In order for bodies — and cells — to maintain youthfulness, they must also maintain proper homeostasis. At the cellular level, that means keeping the flow of biological information, from genes to RNA to proteins, running smoothly and with the right balance.
While a considerable amount is known about how dysfunction at the two ends of this process — genes and proteins — can accelerate aging, strikingly little is known about how the middle part, which includes RNA splicing, influences aging. Splicing enables one gene to generate multiple proteins that can act in different ways and in disparate parts of the body.
“Although we know that specific splicing defects can lead to disease, we were really intrigued about de-regulation of RNA splicing as a driver of the aging process itself, because practically nothing is known about that,” said Mair. “Put simply, splicing is a way for organisms to generate complexity from a relatively limited number of genes.”

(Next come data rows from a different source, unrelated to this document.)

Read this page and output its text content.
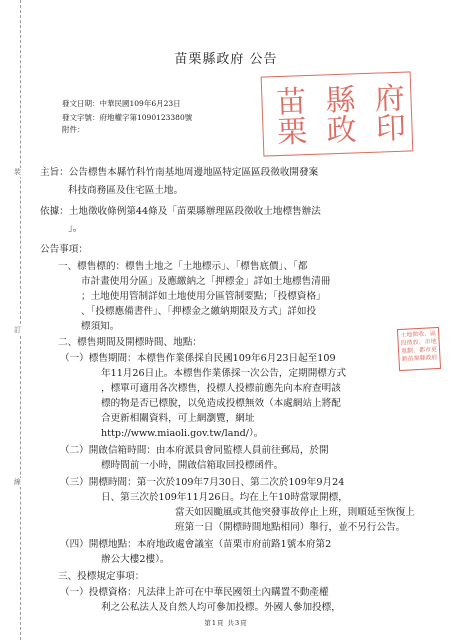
裝
訂
線
苗栗縣政府 公告
發文日期：中華民國109年6月23日
發文字號：府地權字第1090123380號
附件：	苗栗 縣政 府印
土地徵收、區段徵收、市地重劃、都市更新苗栗縣政府
主旨：公告標售本縣竹科竹南基地周邊地區特定區區段徵收開發案
科技商務區及住宅區土地。
依據：土地徵收條例第44條及「苗栗縣辦理區段徵收土地標售辦法
」。
公告事項：
一、標售標的：標售土地之「土地標示」、「標售底價」、「都
市計畫使用分區」及應繳納之「押標金」詳如土地標售清冊
；土地使用管制詳如土地使用分區管制要點；「投標資格」
、「投標應備書件」、「押標金之繳納期限及方式」詳如投
標須知。
二、標售期間及開標時間、地點：
（一）標售期間：本標售作業係採自民國109年6月23日起至109
年11月26日止。本標售作業係採一次公告，定期開標方式
，標單可適用各次標售，投標人投標前應先向本府查明該
標的物是否已標脫，以免造成投標無效（本處網站上將配
合更新相關資料，可上網瀏覽，網址
http://www.miaoli.gov.tw/land/）。
（二）開啟信箱時間：由本府派員會同監標人員前往郵局，於開
標時間前一小時，開啟信箱取回投標函件。
（三）開標時間：第一次於109年7月30日、第二次於109年9月24
日、第三次於109年11月26日。均在上午10時當眾開標，
當天如因颱風或其他突發事故停止上班，則順延至恢復上
班第一日（開標時間地點相同）舉行，並不另行公告。
（四）開標地點：本府地政處會議室（苗栗市府前路1號本府第2
辦公大樓2樓）。
三、投標規定事項：
（一）投標資格：凡法律上許可在中華民國領土內購置不動產權
利之公私法人及自然人均可參加投標。外國人參加投標，
第1頁 共3頁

So Mair and his colleagues, led by first author Caroline Heintz, designed a series of experiments in the roundworm Caenorhabditis elegans to probe the potential connections between splicing and aging. “C. elegans is a great tool to study aging in because the worms only live for about three weeks, yet during that time they can show clear signs of age. For example, they lose muscle mass and experience declines in fertility as well as immune function. Their skin even wrinkles, too,” explained Heintz. The worms also carry about the same total number of genes as humans and many of those genes are shared, evolutionarily speaking, between the two species, making C. elegans an ideal system in which to dissect the molecular biology of aging.
Notably, the worms’ cells are transparent, so Heintz and her colleagues harnessed fluorescent genetic tools to visualize the splicing of a single gene in real-time throughout the aging process. Not only did the scientists observe variability on a population level — after five days, some worms showed a youthful pattern of splicing while others exhibited one indicative of premature aging — but they could also use these differences in splicing (reflected fluorescently) to predict individual worms’ lifespans prior to any overt signs of old age.
“This is a really interesting result, and suggests that we might someday be able to use splicing as a kind of biomarker or early signature of aging,” said Heintz.
Interestingly, when the team looked at worms treated in ways that increase lifespan (through a technique known as dietary restriction), they found that the youthful splicing pattern was maintained throughout the worms’ lives. Importantly, the phenomenon is not restricted to just one gene, but affects genes across the C. elegans genome. The finding suggests that splicing could play a broad role in the aging process, both in worms as well as humans.
As they dug more deeply into the molecular links between splicing and aging, Heintz and her colleagues zeroed in on one particular component of the splicing apparatus in worms, called splicing factor 1 (SFA-1) — a factor also present in humans. In a series of experiments, the researchers demonstrate that this factor plays a key role in pathways related to aging. Remarkably, when SFA-1 is present at abnormally high levels, it is sufficient on its own to extend lifespan.
“These are fascinating results, and suggest that variability in RNA splicing might be one of the smoking guns of the aging process,” said Mair. “Of course, we have much more to learn, but this study opens up an entirely new avenue of investigation that could help us understand how to not only live longer, but also healthier.